Два подвыпивших казачка, весело пробиваясь сквозь базарную толпу, вышли прямо на Слащёва и Соболевского. Увидев перед собой двух генералов, остановились и какое-то время, разглядывая их, озадаченно размышляли.
— Здрав-жалам-ваш-дитства! — прокричал один из них сварливым голосом. — Гляди, де довелось встренуться? В рассейском городу Царьграде, который когдась прос…ли, звинить за мужицке слово!
Казачки искали приключений. По тому воинственному виду, который вдруг принял Соболевский, Слащёв понял, что скандала с потасовкой не избежать, поэтому вплотную подошел к казачкам и миролюбиво им сказал:
— Продолжайте свой путь, станичники. Опосля погутарим.
— Поняли. Уважение допрежь всего, — согласились казаки и продолжили свой путь.
— Вот тебе и весь мой вещий сон, — провожая взглядом удаляющихся казаков, сказал Слащёв. — Так выглядит сейчас почти вся армия. С кем мы вернемся в Россию?
— Ну, не вернемся, — спокойно сказал Соболевский. — Я сначала, когда меня из армии турнули, тоже думал, что это конец света. А потом плюнул на всех и на все и решил: надо жить. Живу. Сплю хорошо, сны не снятся. В Россию особенно не рвусь. А у тебя что, тоже эти поэтические бредни насчет березок, ромашек? Ерунда все это, Слащёв! Родина там, где тебе хорошо, где ты и твоя семья живут и не терпят нужду. А березку под окнами ты и в Африке можешь посадить.
— Насчет родины, может, ты и прав. Теперь не знаю. Я о другом думаю: если со мной, Слащёвым, так поступили, какой справедливости тогда рядовому офицеру или солдату ожидать?
— Ты о них не заботься! О себе, о своей семье думай. Пришло такое время, каждый сам за себя, — и, что-то вспомнив, Соболевский продолжил: — Я тут в одной газетке вычитал: в Константинополе создано Собрание русских общественных деятелей. Ну, лозунги у них прежние: продолжать войну с большевиками, и еще — во всем поддерживать Врангеля.
— Общественные деятели? Тыловики, что ли? — с некоторым пренебрежением спросил Слащёв. — Что-то я их на фронте никогда не видел.
— Я тоже таких не встречал, — согласился Соболевский. — Наверное, они из тех, кто, сидя в тылу, на митингах кричали «Война до победного конца!».

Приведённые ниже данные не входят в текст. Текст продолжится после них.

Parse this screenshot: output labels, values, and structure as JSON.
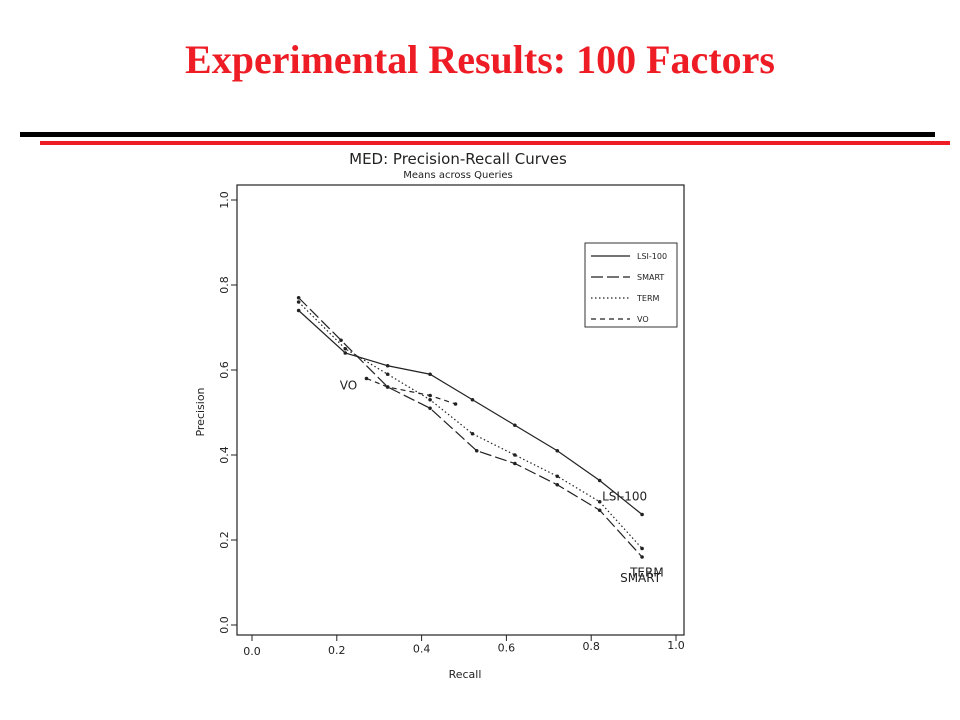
{
  "slide": {
    "title": "Experimental Results: 100 Factors",
    "title_color": "#ee1c25",
    "rule_colors": [
      "#000000",
      "#ee1c25"
    ]
  },
  "chart_data": {
    "type": "line",
    "title": "MED: Precision-Recall Curves",
    "subtitle": "Means across Queries",
    "xlabel": "Recall",
    "ylabel": "Precision",
    "xlim": [
      0.0,
      1.0
    ],
    "ylim": [
      0.0,
      1.0
    ],
    "xticks": [
      "0.0",
      "0.2",
      "0.4",
      "0.6",
      "0.8",
      "1.0"
    ],
    "yticks": [
      "0.0",
      "0.2",
      "0.4",
      "0.6",
      "0.8",
      "1.0"
    ],
    "grid": false,
    "legend_position": "top-right",
    "series": [
      {
        "name": "LSI-100",
        "dash": "solid",
        "label": "LSI-100",
        "x": [
          0.11,
          0.22,
          0.32,
          0.42,
          0.52,
          0.62,
          0.72,
          0.82,
          0.92
        ],
        "y": [
          0.74,
          0.64,
          0.61,
          0.59,
          0.53,
          0.47,
          0.41,
          0.34,
          0.26
        ]
      },
      {
        "name": "SMART",
        "dash": "longdash",
        "label": "SMART",
        "x": [
          0.11,
          0.21,
          0.32,
          0.42,
          0.53,
          0.62,
          0.72,
          0.82,
          0.92
        ],
        "y": [
          0.77,
          0.67,
          0.56,
          0.51,
          0.41,
          0.38,
          0.33,
          0.27,
          0.16
        ]
      },
      {
        "name": "TERM",
        "dash": "dotted",
        "label": "TERM",
        "x": [
          0.11,
          0.22,
          0.32,
          0.42,
          0.52,
          0.62,
          0.72,
          0.82,
          0.92
        ],
        "y": [
          0.76,
          0.65,
          0.59,
          0.53,
          0.45,
          0.4,
          0.35,
          0.29,
          0.18
        ]
      },
      {
        "name": "VO",
        "dash": "dashed",
        "label": "VO",
        "x": [
          0.27,
          0.32,
          0.42,
          0.48
        ],
        "y": [
          0.58,
          0.56,
          0.54,
          0.52
        ]
      }
    ]
  }
}
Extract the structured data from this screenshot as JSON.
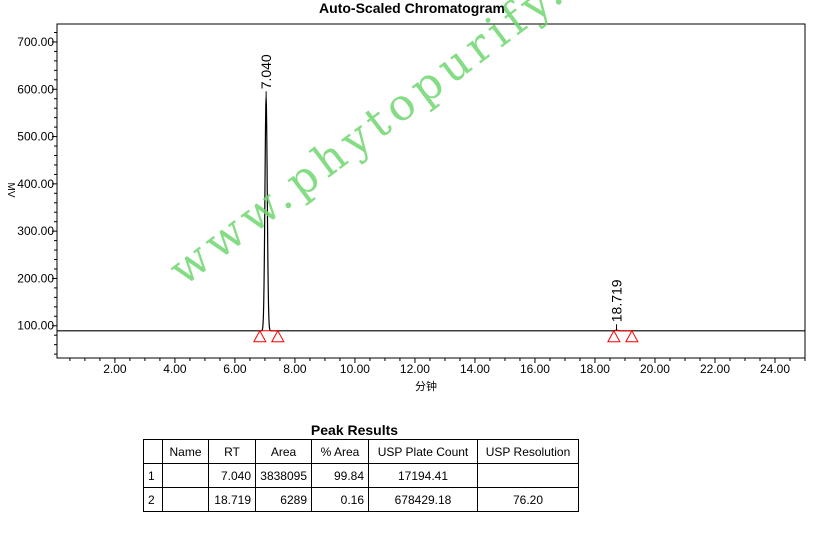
{
  "chart_data": {
    "type": "line",
    "title": "Auto-Scaled Chromatogram",
    "xlabel": "分钟",
    "ylabel": "MV",
    "xlim": [
      0.07,
      25.0
    ],
    "ylim": [
      31.8,
      738
    ],
    "x_ticks": [
      "2.00",
      "4.00",
      "6.00",
      "8.00",
      "10.00",
      "12.00",
      "14.00",
      "16.00",
      "18.00",
      "20.00",
      "22.00",
      "24.00"
    ],
    "y_ticks": [
      "100.00",
      "200.00",
      "300.00",
      "400.00",
      "500.00",
      "600.00",
      "700.00"
    ],
    "grid": false,
    "baseline": 89.4,
    "peaks": [
      {
        "rt_label": "7.040",
        "rt": 7.04,
        "height": 583,
        "start": 6.83,
        "end": 7.43,
        "width": 0.09
      },
      {
        "rt_label": "18.719",
        "rt": 18.719,
        "height": 90.5,
        "start": 18.63,
        "end": 19.23,
        "width": 0.1
      }
    ],
    "marker_color": "#ff0000",
    "trace_color": "#000000"
  },
  "results": {
    "title": "Peak Results",
    "headers": [
      "",
      "Name",
      "RT",
      "Area",
      "% Area",
      "USP Plate Count",
      "USP Resolution"
    ],
    "rows": [
      [
        "1",
        "",
        "7.040",
        "3838095",
        "99.84",
        "17194.41",
        ""
      ],
      [
        "2",
        "",
        "18.719",
        "6289",
        "0.16",
        "678429.18",
        "76.20"
      ]
    ]
  },
  "watermark": "www.phytopurify.com"
}
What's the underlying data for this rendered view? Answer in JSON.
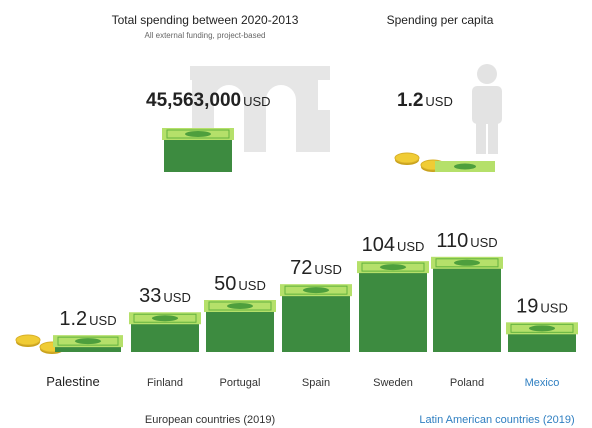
{
  "header": {
    "total": {
      "title": "Total spending between 2020-2013",
      "subtitle": "All external funding, project-based",
      "value": {
        "value": 45563000,
        "label": "45,563,000"
      },
      "unit": "USD"
    },
    "per_capita": {
      "title": "Spending per capita",
      "value": 1.2,
      "unit": "USD"
    }
  },
  "chart_data": {
    "type": "bar",
    "categories": [
      "Palestine",
      "Finland",
      "Portugal",
      "Spain",
      "Sweden",
      "Poland",
      "Mexico"
    ],
    "values": [
      1.2,
      33,
      50,
      72,
      104,
      110,
      19
    ],
    "unit": "USD",
    "color": "#3d8b40",
    "groups": [
      {
        "label": "European countries (2019)",
        "from": 1,
        "to": 5,
        "color": "#333333"
      },
      {
        "label": "Latin American countries (2019)",
        "from": 6,
        "to": 6,
        "color": "#2f7fc1"
      }
    ]
  }
}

— Ну, и что мне это собрание?
— Может, они не знают про Врангеля то, что знаешь ты. Вот и просвети их, открой им глаза. Ты — генерал известный, тебе поверят. Может, хоть таким способом насыплешь Врангелю в задницу соли?
— Думаешь?
— А зачем обиду на сердце носить? Выложи им все. Поможет — не поможет, а на душе полегчает. И не сиди ты в этом проклятом Константинополе. Березки, заметил я, тут не растут. Есть где-нибудь родня? Подгребай к ней.
Слащёв внезапно оживился.
— Родни полно. Лорды всякие, пэры. В Англии, — в очередной раз соврал он, наперед зная, в какое русло направлять теперь разговор. — Сообщили, что выслали мне немного валюты. На карманные расходы. Стерлинги. Как они здесь? Котируются?

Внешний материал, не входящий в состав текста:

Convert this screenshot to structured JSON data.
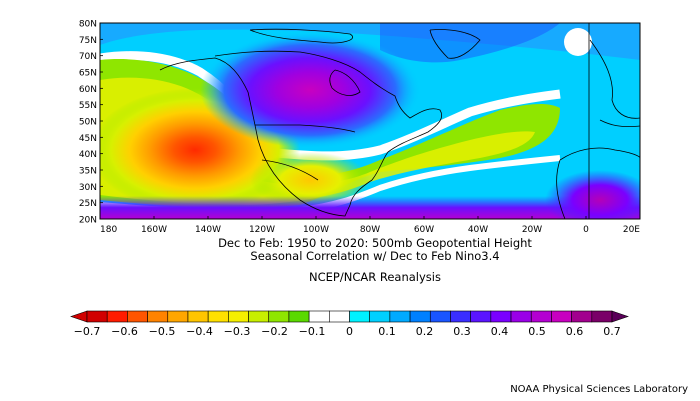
{
  "title": {
    "line1": "Dec to Feb: 1950 to 2020: 500mb Geopotential Height",
    "line2": "Seasonal Correlation w/ Dec to Feb Nino3.4",
    "dataset": "NCEP/NCAR Reanalysis"
  },
  "axes": {
    "lat_labels": [
      "80N",
      "75N",
      "70N",
      "65N",
      "60N",
      "55N",
      "50N",
      "45N",
      "40N",
      "35N",
      "30N",
      "25N",
      "20N"
    ],
    "lon_labels": [
      "180",
      "160W",
      "140W",
      "120W",
      "100W",
      "80W",
      "60W",
      "40W",
      "20W",
      "0",
      "20E"
    ]
  },
  "colorbar": {
    "labels": [
      "−0.7",
      "−0.6",
      "−0.5",
      "−0.4",
      "−0.3",
      "−0.2",
      "−0.1",
      "0",
      "0.1",
      "0.2",
      "0.3",
      "0.4",
      "0.5",
      "0.6",
      "0.7"
    ],
    "colors": [
      "#d10000",
      "#ff1c00",
      "#ff5500",
      "#ff8300",
      "#ffa600",
      "#ffc500",
      "#ffe000",
      "#f5f000",
      "#c8ef00",
      "#8fe600",
      "#5ad900",
      "#ffffff",
      "#ffffff",
      "#00f2ff",
      "#00d0ff",
      "#00aaff",
      "#0080ff",
      "#1a55ff",
      "#3a2eff",
      "#5a14ff",
      "#7a00ff",
      "#9a00e8",
      "#b400d2",
      "#c800c0",
      "#a2008e",
      "#7a0068"
    ],
    "end_left": "#d10000",
    "end_right": "#5a0058"
  },
  "credit": "NOAA Physical Sciences Laboratory"
}
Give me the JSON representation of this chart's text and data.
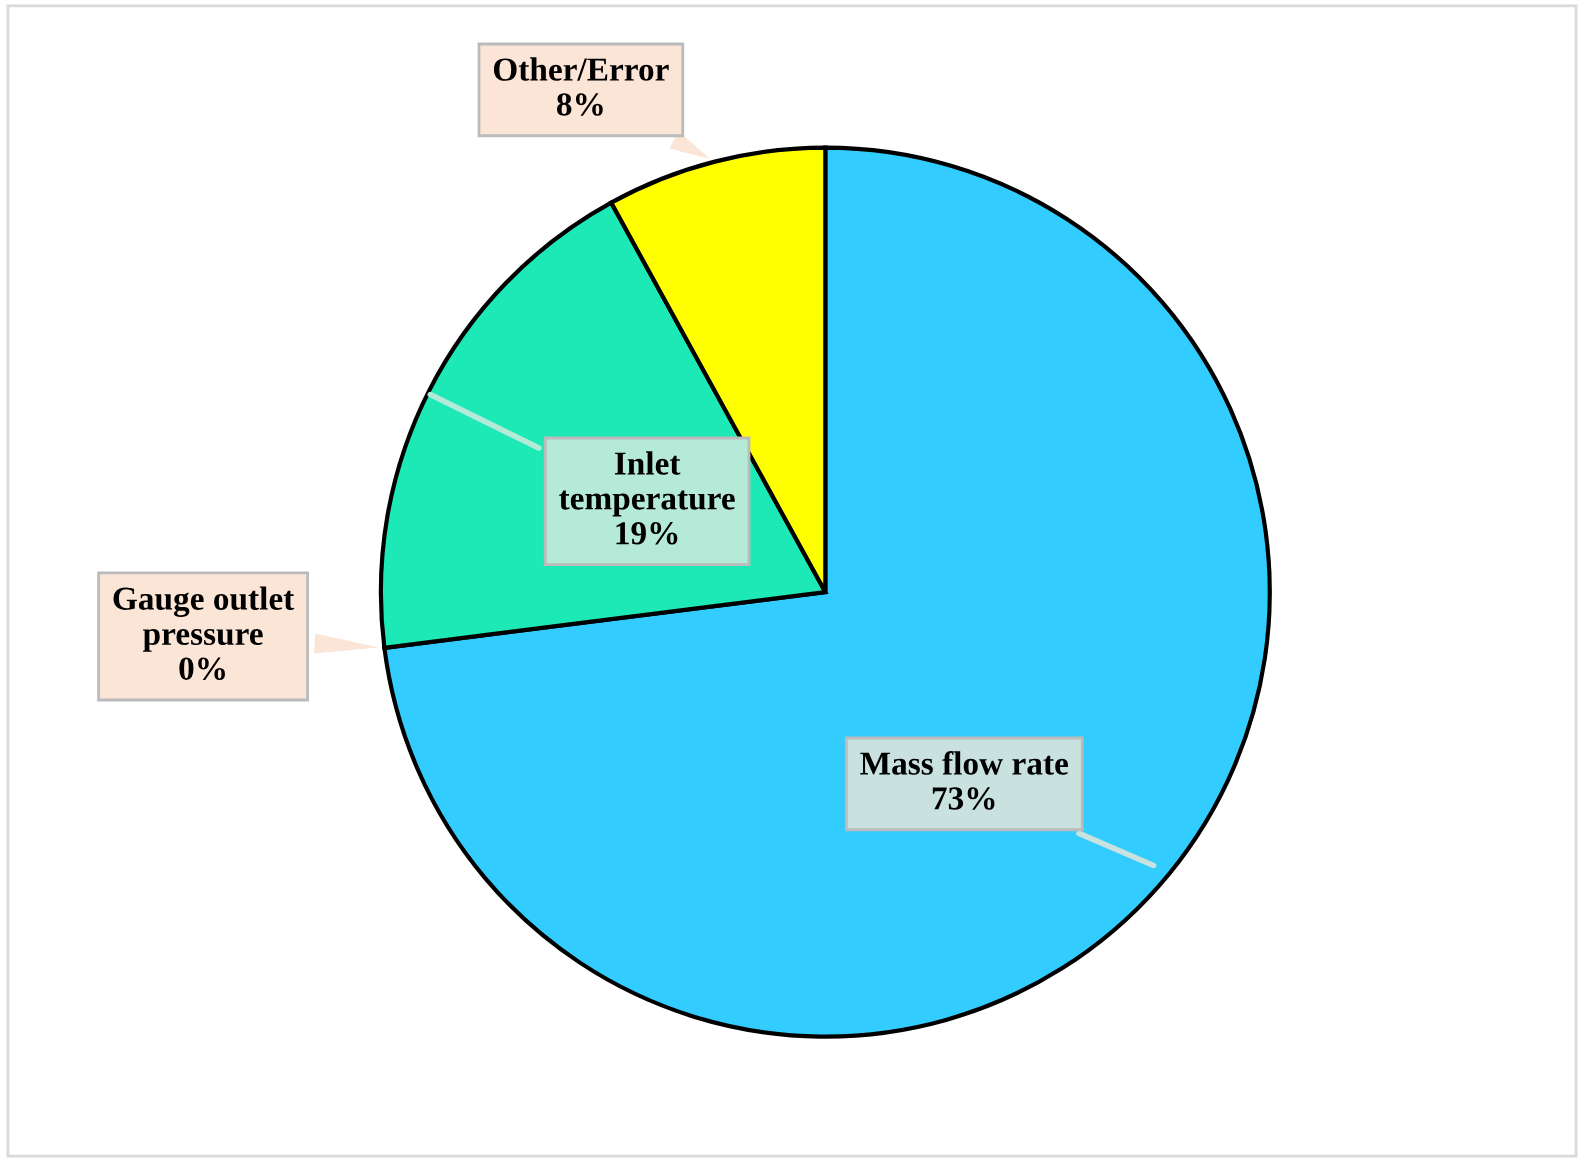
{
  "chart_data": {
    "type": "pie",
    "categories": [
      "Mass flow rate",
      "Gauge outlet pressure",
      "Inlet temperature",
      "Other/Error"
    ],
    "values": [
      73,
      0,
      19,
      8
    ],
    "value_labels": [
      "73%",
      "0%",
      "19%",
      "8%"
    ],
    "colors": [
      "#33ccff",
      "#ff9900",
      "#1de9b6",
      "#ffff00"
    ],
    "legend": false
  }
}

— Они здесь, у турков, на первом месте. И много выслали?
— Не знаю. Ну, уж не меньше тысячи. Вот только никак не получу. Вторую неделю на почту наведываюсь.
— Да, почта у турок работает паршиво, — согласился Соболевский. — А ты что, совсем на мели?
— Да как тебе сказать…
— Как есть, так и говори. Не стесняйся. Много не дам, а лир пятьсот турецких могу одолжить. Получишь фунты, рассчитаемся, — и Соболевский вынул из кармана увесистый кошелек.

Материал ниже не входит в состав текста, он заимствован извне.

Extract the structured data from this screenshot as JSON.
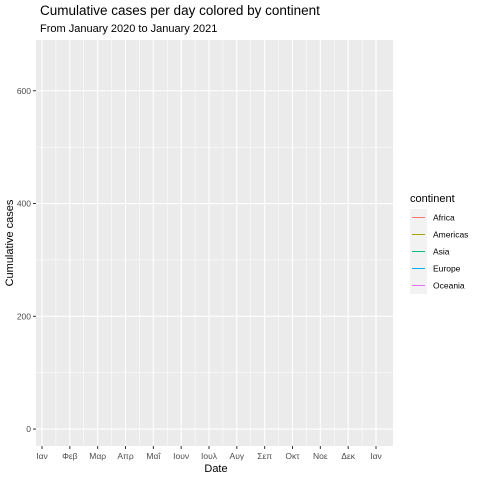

— Обязательно рассчитаюсь. В ближайшие же дни, — повеселел Слащёв, и для того, чтобы Соболевский окончательно поверил в его будущую кредитоспособность, спросил: — Ты хоть скажи мне, где тебя искать?
Соболевский назвал свой адрес. Жил он в фешенебельном районе Галаты, на улице Топ Хане.
— Спросишь русский дом. Любой покажет.
— Нижайший поклон Глафире Никифоровне, — вспомнил Слащёв истеричную подругу Соболевского.
И они расстались.
Уже по пути домой Слащёв начал сочинять письмо Собранию русских общественных деятелей. В этом Собрании его больше всего привлекло слово «русских». Если они истинные патриоты России, их не может не затронуть тот факт, что Врангель является виновником всех поражений последнего времени. И он им это докажет.
«Я, генерал Слащёв-Крымский, неоднократно указывал Врангелю на несоответствие его окружения, советы которого приведут Россию к гибели. Я уверен, что даже когда армия была загнана неприятелем в Крым, Россию еще можно было спасти. Мною была разработана операция по высадке десанта в Хорлах. Суть ее я мог бы изложить более подробно, если приведенные мною факты вас, русских общественных деятелей, могли бы заинтересовать…»
Но тут он остановил себя. Нет, начинать письмо надо как-то по-другому, так, чтобы оно сразу же заинтересовало этих незнакомых ему людей и вызвало желание сразу же его прочитать.
Вышагивая по пыльной грунтовой дороге к своей константинопольской окраине, он перебирал в памяти различные случаи военных неудач, которые он вменял в вину Врангелю.
«Господа! Я, генерал Слащёв-Крымский, хотел бы уберечь вас от дальнейших заблуждений по поводу полководческого таланта генерала Врангеля. Вы призываете поддерживать его в дальнейшей борьбе с большевиками. Но известен ли вам его подлинный облик?..».
Пожалуй, и это не так. Опять рассуждения. А нужно начинать с убийственных фактов. Может быть, лучше всего начать с разворованной армейской казны?
«Господа! Не поинтересуетесь ли вы, русские по крови, общественные деятели по положению, у Врангеля, куда исчезла русская армейская казна, переданная ему Деникиным при оставлении своего поста?»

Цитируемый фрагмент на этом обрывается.